Pieter Erberveld (ca. 1660 - April 14, 1722) was a Eurasian resident of Batavia, Dutch East Indies (now Jakarta), the headquarters of the VOC in Asia, during the 17th and early 18th centuries who was accused of plotting a rebellion with Javanese for January 1, 1722, but was captured and executed, and a monument erected where his house had once stood.

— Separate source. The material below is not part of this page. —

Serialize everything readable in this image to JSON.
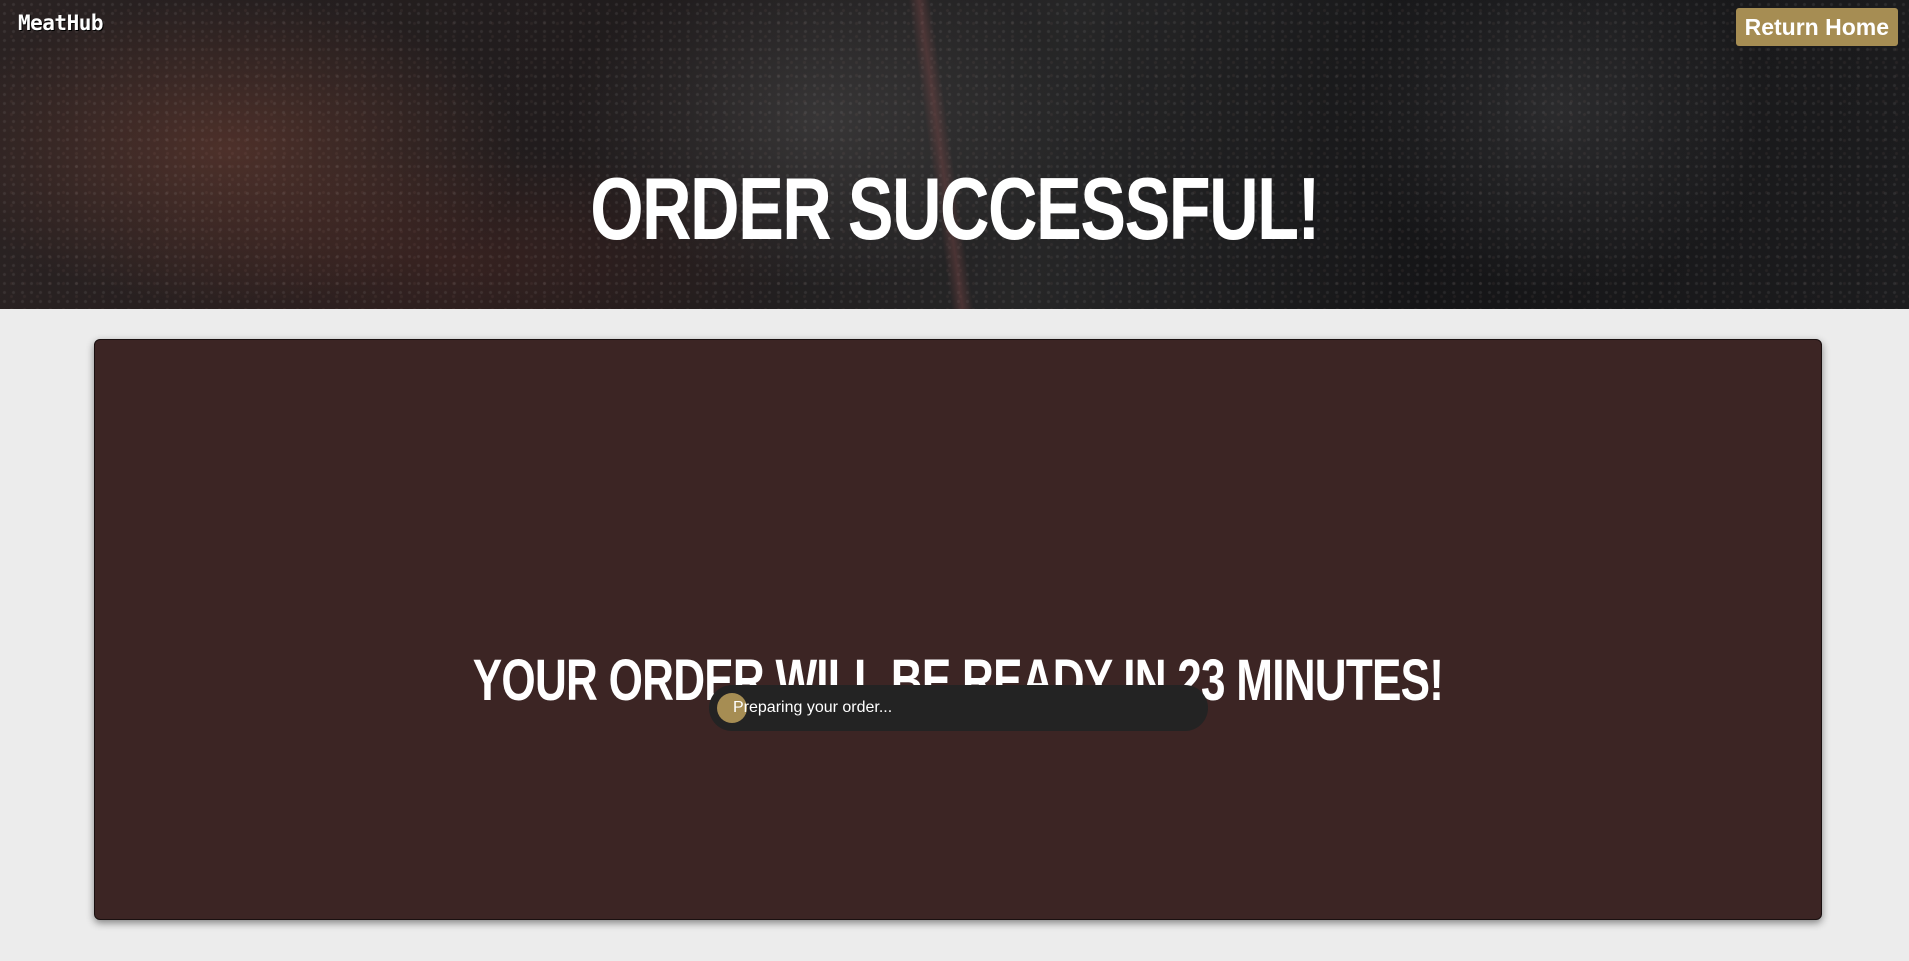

Although he is often described as half-Javanese, or half-Dutch, Pieter Erberveld was the son of a German (Westphalian) father, a tanner of hides, and Siamese Christian mother. He was born around 1660 in the Siamese kingdom of the Ayutthayan kingdom. When his father moved the family to Batavia, he had them all baptized in November 1671. Erberveld was among the more wealthy residents of Batavia, although he was not a VOC employee. In the early 18th century, he had a dispute with the VOC authorities about his inheritance, which may have played a role in later events. In 1721, he was accused of plotting a rebellion with thousands of Javanese, with the goal of establishing an Islamic state, but was arrested at his residence with a small number of people, tortured, and quartered.

The monument which was erected on the site of his residence featured a concrete or plaster skull on a spike (which was rumored to be real), and carried a plaque stating that no one should ever build or plant on this site again. This monument remained in its original location on the Jacatraweg until the Japanese demolished it in early 1942, as one of their efforts to rid Indonesia of the Dutch and the colonial atmosphere, but even Japanese visitors had been regularly taken to visit the monument in prewar years. After the war, the monument was rebuilt, before being moved again to the Taman Prasasti Museum in Tanah Abang.

Pieter Erberveld was locally relatively well known, and is sometimes referred to as Pangeran Pecah Kulit (broken skin prince) either because of the means of his death (drawing and quartering) or more likely from the local area's nickname, derived from the presence of a tannery in the area. Numerous stories about Erberveld have circulated in Indonesian society since at least 1888, including a novel published in 1924 by Tio Ie Soei and one version of the story about his was made into a TV drama in the 1980s.

The spelling of Pieter Erberveld varies in different sources, including Pieter Erbervelt and Pieter Elberveld.